This post is sponsored by Smartproxy, the premium proxy and web scraping infrastructure focused on the best price, ease of use, and performance.
In this case, for all The Web Scraping Club Readers, using the discount code WEBSCRAPINGCLUB10 you can save 10% OFF for every purchase.
When creating a web scraper, one of the first decisions is to choose which type of selector to use.
But what is a selector and which type of them can you choose? Let’s see it together in this article by The Web Scraping Club.
What are selectors?
To gather data in your web scrapers, one of the first tasks is to find out where the data we’re interested in and to do this, we need selectors.
Basically, a selector is an object that, given a query, returns a portion of a web page. And the language we write this query can be XPATH or CSS.
What type of selectors there are?
Independently from the syntax we'll use, according to the structure of the web page, we have different types of selectors.
ID-based selectors, where our target object is defined by a unique ID
<span id="searchToggle" tabindex="0">Search</span>
Attribute-based selectors, where our target object is defined by its attribute (like a class of objects in this case).
<span class="search-toggle-icon">Search</span>
While the first is the best for determining our target object, they are often not available for every case, so we need to use attribute-based selectors using a unique path to our desired object.
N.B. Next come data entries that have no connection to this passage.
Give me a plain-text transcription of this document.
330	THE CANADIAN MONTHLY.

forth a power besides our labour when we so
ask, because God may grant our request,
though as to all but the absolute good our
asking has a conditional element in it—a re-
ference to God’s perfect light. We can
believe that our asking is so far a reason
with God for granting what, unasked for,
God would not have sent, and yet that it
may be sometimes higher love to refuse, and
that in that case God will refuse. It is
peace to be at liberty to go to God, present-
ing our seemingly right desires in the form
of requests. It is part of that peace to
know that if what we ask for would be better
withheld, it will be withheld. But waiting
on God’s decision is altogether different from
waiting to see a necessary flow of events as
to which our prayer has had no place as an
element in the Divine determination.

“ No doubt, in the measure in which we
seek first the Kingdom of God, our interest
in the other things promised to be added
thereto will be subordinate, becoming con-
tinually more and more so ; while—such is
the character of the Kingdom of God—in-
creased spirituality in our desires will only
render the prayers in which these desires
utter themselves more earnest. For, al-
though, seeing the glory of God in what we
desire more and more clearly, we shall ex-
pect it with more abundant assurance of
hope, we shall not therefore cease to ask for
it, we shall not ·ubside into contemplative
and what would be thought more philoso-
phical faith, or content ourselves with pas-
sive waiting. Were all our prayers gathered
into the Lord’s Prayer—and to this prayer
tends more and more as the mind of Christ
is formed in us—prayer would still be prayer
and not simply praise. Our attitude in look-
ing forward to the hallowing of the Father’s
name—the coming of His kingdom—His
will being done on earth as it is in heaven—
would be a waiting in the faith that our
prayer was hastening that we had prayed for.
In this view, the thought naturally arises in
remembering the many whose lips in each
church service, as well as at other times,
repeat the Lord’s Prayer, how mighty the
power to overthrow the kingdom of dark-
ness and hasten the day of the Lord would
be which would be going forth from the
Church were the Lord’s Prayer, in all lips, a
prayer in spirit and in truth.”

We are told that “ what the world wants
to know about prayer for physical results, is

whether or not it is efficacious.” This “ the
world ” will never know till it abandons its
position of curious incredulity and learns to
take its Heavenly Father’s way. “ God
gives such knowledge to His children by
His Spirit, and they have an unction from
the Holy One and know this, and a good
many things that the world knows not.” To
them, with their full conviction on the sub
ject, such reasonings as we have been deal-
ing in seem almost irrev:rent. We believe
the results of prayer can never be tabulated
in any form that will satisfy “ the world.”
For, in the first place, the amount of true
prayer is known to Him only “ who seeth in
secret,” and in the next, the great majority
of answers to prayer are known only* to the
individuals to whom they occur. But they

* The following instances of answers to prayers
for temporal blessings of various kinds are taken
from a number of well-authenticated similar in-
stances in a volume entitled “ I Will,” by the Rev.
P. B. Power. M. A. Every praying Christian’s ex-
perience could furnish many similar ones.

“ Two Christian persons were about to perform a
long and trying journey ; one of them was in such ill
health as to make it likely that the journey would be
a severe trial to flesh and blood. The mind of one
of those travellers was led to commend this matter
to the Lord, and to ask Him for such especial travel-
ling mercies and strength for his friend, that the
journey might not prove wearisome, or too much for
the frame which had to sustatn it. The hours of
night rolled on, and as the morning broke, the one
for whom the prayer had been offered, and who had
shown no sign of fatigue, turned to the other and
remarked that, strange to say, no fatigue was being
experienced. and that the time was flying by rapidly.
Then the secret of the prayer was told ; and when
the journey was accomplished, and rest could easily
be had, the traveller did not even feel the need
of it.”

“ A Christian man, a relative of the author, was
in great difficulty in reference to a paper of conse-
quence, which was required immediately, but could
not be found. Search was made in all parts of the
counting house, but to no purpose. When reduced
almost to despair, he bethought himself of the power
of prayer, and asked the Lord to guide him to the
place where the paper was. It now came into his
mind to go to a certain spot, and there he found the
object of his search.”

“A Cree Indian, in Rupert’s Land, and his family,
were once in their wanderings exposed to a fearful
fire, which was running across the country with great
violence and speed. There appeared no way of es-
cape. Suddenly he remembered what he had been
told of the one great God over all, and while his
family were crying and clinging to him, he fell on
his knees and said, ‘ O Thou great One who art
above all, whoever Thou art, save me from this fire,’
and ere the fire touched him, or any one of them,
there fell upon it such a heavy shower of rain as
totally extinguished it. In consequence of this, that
How to choose a good selector?
There are some best practices to use when choosing a selector in our web scraping project:
The selector should determine a unique and unambiguous path to the target element or group of elements.
It should be clear which element the locator refers to without examining it in the code.
In our projects, especially larger ones where more people are involved, only one type of selector should be used in every scraper (Xpath or CSS)
Your locator should be as universal or more generic as possible, remaining accurate, so that if there are changes to the website, it remains relevant.
How do XPATH selectors work?
XPath (XML path) is a query language for locating nodes in an XML document. Since many browsers support XHTML, we can use XPath to locate elements in web pages.
Each element has a path from the start to the element itself, so by navigating the DOM of the page we can point exactly to our target.
XPATH expressions are composed of three parts:
Axis
Node tests
Predicates
Axis
Axis refer to the navigation direction of the expression. The most common is ‘//’ to state that we’re descending in the tree, or ‘..’ to refer to the parent node.
Node tests
Node tests may consist of specific node names or more general expressions, like ad example .text() for when we need to extract the text of a node
Predicates
They can be seen as filters, so when we specify in the following expression that we need only the items belonging to the class “class1” we are using a predicate.
string= xpath('//a[@class="class1"]/).text()
Here we used all the axis ‘//’, the predicate ‘@class=”class1”’, and the node test .text
For a deeper understanding, there’s a great Wikipedia page about it, where the general concepts of XPATH are explained regardless of the programming language where it is used.
How do CSS selectors work?
Most HTML pages are built to integrate graphic layouts based on CSS and these style elements can be used to locate DOM elements.
Just as for the XPATH selectors, they can be divided in:
Universal selectors, which select all the elements on a page
Type selectors, which select all elements that have the given node name.
Class selectors, which select all elements that have the given
class
attribute.ID selectors, which select an element based on the value of its
id
attribute. There should be only one element with a given ID in a document.Attribute selectors, which selects all elements that have the given attribute.
A practical comparison
Let’s compare the syntax of XPATH and CSS selectors on the same page, in this case, Hacker News home page. Let’s say we want to locate the title of the first news ranked.
Let’s open the inspect windows and in the Elements tab, let’s right-click on the string of the first title and select “copy → copy selectors”.
Here’s the result for the CSS selectors
td:nth-child(3) > span > a
While for XPATH we have
//td[3]/span/a
In this case, the syntax is pretty similar and clear for both of them.
Here’s a syntax comparison table between the two.
Final remarks
Which one to use between XPATH and CSS selectors?
There’s no easy answer here and it depends on the habits and coding style of each person.
I’ve read on several websites that CSS selectors are faster but, unless you’re building an ultra-high frequency scraper, this should not matter.
The main difference between the two is that XPATH is a little more flexible since you can select items on both of the directions (descendant and parent items) while with CSS only descendants.
I’m personally a big fan of XPATH, I usually find its expression clearer than CSS but it’s mostly a personal taste, but I hope this article helped you in choosing which one to adopt in your scraping projects.